His gaze swept across the mares. Twilight was lowering her head like she was being scolded by Celestia. Pinkie was trying desperately to maintain an unconvincing smile, but only managed to put up a rather unnerving one. Rarity was somehow looking both high-strung and flustered, no doubt still caught up in the confusion of literally becoming his crush. Rainbow Dash was looking calm, but she was also chronically distracted. Fluttershy was looking even shier than the real deal, as if that was even possible.

Not exactly the A-team to solve the current problem.

He punched the palm of his other claw again and again restlessly. While he did worry about the mares’ reactions if they were returned to normal, righting the wrong definitely trumped his emotional concern of being blamed or scolded.

As his mind wandered, he barely realized that they had already arrived at the Sweet Apple Acres.

They strode in, and quickly they found an orange mare bucking an apple tree casually. Red fragrant apples rained down from the tree, and Applejack cheerfully took a bite at one of them. "Mighty good!"

Spike slightly frowned. This didn’t look right. Applejack looked… Applejack, for a lack of a better word.

Not that he minded if he had one less mare to worry about or fix, but if Applejack alone was spared the effect, then the likelihood that this was caused by the effects of him gouging down the Elements would decrease by a lot.

Still, he went forth and hailed. "Hello Applejack."
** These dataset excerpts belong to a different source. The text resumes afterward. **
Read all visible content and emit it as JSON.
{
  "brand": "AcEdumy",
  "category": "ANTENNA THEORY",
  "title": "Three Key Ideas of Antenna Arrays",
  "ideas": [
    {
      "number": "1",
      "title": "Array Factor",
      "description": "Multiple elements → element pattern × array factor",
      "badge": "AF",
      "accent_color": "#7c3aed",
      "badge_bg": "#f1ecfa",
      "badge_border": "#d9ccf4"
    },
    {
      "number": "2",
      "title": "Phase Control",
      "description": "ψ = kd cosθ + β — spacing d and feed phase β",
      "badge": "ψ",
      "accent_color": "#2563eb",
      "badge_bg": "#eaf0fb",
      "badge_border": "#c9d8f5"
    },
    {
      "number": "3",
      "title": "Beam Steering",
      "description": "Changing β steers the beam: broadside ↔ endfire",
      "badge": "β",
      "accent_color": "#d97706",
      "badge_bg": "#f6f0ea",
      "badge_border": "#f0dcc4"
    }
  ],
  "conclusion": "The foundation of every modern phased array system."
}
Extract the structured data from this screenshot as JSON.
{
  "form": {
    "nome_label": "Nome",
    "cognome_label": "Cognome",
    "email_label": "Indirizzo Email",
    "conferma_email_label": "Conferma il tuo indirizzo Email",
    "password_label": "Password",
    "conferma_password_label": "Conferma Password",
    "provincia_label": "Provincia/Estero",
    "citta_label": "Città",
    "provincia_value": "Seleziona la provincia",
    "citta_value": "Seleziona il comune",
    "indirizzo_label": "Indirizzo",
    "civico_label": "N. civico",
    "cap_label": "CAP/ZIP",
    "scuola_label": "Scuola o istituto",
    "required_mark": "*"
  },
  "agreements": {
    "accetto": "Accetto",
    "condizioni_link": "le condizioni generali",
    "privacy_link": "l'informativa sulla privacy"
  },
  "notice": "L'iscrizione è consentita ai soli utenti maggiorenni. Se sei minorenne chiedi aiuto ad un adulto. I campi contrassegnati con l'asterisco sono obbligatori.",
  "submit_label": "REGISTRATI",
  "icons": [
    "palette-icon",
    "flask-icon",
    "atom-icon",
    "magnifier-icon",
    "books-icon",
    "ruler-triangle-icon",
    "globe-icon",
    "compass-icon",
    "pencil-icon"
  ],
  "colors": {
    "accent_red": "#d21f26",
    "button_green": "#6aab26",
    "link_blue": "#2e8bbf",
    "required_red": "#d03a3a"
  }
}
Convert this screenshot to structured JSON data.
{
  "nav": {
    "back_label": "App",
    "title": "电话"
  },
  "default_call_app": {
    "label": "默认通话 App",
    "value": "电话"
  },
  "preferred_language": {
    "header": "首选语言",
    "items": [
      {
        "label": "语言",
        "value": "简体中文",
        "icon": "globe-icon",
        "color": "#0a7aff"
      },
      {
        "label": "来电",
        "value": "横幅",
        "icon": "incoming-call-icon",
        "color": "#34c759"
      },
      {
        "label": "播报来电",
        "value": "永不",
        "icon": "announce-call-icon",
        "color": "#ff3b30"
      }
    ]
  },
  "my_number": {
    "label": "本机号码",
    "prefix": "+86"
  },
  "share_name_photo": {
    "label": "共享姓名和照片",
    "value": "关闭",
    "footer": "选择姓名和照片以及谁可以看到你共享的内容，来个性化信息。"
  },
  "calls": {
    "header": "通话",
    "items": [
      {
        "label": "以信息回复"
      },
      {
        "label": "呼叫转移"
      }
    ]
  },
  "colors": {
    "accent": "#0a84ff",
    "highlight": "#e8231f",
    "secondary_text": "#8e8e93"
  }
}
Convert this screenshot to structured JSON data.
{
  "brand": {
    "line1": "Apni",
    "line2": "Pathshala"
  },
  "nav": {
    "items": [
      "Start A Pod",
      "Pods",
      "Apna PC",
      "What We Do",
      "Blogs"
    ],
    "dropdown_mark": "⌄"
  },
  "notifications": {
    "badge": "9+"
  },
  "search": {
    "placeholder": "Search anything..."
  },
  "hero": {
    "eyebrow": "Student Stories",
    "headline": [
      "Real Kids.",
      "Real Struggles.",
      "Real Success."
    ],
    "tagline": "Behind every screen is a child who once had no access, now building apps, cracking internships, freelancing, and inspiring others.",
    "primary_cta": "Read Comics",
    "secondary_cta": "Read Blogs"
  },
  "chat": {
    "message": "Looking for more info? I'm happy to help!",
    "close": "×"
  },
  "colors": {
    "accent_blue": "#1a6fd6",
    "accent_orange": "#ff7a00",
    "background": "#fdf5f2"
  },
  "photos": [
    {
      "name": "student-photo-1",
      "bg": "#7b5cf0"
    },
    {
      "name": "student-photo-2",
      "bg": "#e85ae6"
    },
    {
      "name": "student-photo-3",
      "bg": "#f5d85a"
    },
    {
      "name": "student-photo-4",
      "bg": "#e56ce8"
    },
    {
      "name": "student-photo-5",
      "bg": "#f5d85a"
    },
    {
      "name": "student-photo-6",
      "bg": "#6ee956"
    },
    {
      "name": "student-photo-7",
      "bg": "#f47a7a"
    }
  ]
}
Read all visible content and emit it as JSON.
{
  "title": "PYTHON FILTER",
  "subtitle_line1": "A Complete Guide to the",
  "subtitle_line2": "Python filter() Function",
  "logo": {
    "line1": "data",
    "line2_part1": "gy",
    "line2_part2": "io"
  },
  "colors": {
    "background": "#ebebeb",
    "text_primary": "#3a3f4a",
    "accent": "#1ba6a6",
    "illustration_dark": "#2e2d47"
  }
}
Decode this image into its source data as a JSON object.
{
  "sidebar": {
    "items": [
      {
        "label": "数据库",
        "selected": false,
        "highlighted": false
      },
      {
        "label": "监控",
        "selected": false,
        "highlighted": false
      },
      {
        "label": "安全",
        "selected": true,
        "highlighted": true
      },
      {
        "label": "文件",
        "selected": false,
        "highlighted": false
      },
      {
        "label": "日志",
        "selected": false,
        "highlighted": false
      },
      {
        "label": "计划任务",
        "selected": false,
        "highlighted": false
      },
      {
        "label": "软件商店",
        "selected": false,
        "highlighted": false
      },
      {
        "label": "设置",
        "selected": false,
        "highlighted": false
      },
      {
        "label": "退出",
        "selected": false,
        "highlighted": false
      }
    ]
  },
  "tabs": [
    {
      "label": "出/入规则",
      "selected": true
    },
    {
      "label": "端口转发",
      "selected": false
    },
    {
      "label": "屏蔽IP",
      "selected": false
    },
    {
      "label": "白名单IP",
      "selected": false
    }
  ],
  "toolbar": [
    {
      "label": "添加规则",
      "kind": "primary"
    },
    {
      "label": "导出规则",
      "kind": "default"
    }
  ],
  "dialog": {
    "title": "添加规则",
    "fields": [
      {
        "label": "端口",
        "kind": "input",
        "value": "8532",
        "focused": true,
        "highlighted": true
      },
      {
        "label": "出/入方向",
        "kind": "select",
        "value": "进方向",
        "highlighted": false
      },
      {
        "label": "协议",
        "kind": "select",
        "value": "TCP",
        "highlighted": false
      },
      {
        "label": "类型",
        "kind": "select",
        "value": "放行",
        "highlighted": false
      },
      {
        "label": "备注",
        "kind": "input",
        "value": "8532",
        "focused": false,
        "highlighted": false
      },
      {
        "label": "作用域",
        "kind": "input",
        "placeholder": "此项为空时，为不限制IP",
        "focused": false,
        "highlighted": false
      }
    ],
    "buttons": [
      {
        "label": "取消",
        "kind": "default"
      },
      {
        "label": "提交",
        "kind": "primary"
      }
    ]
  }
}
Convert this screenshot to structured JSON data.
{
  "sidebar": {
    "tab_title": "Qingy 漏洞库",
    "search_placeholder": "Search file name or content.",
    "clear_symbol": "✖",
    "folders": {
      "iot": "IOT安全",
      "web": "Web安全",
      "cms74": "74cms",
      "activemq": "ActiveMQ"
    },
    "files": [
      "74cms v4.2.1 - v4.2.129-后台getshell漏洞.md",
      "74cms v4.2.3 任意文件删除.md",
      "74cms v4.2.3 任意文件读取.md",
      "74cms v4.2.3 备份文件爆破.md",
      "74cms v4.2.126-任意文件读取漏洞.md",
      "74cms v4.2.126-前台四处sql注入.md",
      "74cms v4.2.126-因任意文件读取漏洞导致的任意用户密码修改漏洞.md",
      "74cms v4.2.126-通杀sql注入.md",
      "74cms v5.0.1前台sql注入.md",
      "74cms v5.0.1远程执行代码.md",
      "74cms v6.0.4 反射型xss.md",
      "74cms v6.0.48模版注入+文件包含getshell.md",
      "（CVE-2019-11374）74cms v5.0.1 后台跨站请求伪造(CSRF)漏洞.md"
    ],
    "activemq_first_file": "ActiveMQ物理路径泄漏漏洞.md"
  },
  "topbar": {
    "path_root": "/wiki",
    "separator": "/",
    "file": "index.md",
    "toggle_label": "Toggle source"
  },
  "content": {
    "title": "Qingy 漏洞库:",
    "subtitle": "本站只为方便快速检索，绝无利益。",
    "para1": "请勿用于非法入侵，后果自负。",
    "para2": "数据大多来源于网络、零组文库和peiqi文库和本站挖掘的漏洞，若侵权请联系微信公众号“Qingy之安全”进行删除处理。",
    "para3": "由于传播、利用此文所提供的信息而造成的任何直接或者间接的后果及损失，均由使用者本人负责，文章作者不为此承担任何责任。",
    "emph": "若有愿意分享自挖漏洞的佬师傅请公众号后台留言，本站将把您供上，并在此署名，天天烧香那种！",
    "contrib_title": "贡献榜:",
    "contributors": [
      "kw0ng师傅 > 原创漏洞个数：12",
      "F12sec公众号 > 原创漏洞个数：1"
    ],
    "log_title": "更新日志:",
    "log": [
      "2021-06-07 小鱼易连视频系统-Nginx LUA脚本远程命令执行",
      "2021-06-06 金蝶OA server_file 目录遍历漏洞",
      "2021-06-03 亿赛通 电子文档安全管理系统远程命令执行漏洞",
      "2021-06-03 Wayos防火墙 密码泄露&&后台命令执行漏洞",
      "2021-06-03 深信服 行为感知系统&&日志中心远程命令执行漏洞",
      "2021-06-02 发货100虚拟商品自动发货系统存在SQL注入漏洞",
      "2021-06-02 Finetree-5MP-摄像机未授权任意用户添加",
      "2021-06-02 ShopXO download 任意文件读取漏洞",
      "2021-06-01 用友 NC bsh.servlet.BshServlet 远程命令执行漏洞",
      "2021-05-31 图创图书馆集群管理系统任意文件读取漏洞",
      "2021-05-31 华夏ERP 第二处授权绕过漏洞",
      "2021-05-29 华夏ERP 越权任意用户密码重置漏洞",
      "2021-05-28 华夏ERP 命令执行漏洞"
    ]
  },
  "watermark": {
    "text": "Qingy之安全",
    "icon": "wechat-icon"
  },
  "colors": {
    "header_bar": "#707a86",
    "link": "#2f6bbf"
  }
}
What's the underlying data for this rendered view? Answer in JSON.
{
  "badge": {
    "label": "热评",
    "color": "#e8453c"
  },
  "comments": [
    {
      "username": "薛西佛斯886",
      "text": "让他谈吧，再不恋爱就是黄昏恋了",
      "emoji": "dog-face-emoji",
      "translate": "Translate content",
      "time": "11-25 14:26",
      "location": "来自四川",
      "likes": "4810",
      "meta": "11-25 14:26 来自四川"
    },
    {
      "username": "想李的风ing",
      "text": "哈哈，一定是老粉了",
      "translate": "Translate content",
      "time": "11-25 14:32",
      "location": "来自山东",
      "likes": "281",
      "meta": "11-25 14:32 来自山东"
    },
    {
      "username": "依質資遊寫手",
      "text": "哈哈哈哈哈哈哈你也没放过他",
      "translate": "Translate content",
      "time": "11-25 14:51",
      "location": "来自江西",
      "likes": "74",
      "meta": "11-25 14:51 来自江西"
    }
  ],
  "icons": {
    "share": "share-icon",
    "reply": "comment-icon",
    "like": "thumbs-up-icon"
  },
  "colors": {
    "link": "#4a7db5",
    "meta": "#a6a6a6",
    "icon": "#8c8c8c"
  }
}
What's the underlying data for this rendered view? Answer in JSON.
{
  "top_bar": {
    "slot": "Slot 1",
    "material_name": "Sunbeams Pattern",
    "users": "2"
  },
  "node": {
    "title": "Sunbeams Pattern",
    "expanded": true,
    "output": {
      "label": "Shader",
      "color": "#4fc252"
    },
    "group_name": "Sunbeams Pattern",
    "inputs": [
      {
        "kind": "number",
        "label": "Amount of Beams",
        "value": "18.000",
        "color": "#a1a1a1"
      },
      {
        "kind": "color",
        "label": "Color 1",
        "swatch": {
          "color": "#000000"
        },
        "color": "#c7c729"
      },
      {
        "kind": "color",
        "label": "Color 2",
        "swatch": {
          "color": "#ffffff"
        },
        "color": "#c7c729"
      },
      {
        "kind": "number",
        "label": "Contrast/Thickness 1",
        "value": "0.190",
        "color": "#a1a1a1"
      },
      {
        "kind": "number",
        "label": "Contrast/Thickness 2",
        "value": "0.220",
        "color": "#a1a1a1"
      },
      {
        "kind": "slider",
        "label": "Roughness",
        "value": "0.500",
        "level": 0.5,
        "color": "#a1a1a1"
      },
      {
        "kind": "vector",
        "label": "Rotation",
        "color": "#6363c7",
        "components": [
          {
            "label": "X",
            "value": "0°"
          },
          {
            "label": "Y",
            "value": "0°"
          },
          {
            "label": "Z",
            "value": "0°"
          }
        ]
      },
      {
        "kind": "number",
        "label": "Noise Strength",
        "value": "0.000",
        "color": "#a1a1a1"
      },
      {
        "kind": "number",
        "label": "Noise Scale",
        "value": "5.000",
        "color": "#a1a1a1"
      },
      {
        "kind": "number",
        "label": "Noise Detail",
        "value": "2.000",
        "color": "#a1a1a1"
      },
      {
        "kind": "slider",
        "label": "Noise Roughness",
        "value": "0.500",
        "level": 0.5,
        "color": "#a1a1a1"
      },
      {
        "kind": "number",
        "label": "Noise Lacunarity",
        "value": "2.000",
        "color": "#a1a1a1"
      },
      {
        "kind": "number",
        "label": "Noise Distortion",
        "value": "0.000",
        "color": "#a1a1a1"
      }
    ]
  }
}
Applejack raised her head and smiled. "Howdy! Look what we’ve got ‘ere. Ah was goin’ to look fer y’all after finishin’ mah work. But the apples fell into mah hooves by ‘emselves!"

"So, um…"

"Yeah, yeah." Applejack carefully observed the mares who all looked out-of-whack. She shook her head. "So it’s not jus’ me. Shucks."

"Wait, you’re…"

"Yes, Ah’m you too, as it seems." Applejack shrugged. "Weird, yeah. Bothersome, sure. But works are works, and it got to be done before Ah go find you."

"I… see…" Spike gulped. At least AJ-Spike looked somewhat more adjusted than all the others. She even kept the accent. Just minus the sense of what was objectively more important. "So, are you done yet?"

"Sure sugarcube, that was the last bucket to fill. You want me to join you, right? Let me put ‘em apples away and Ah’ll come in a jiffy."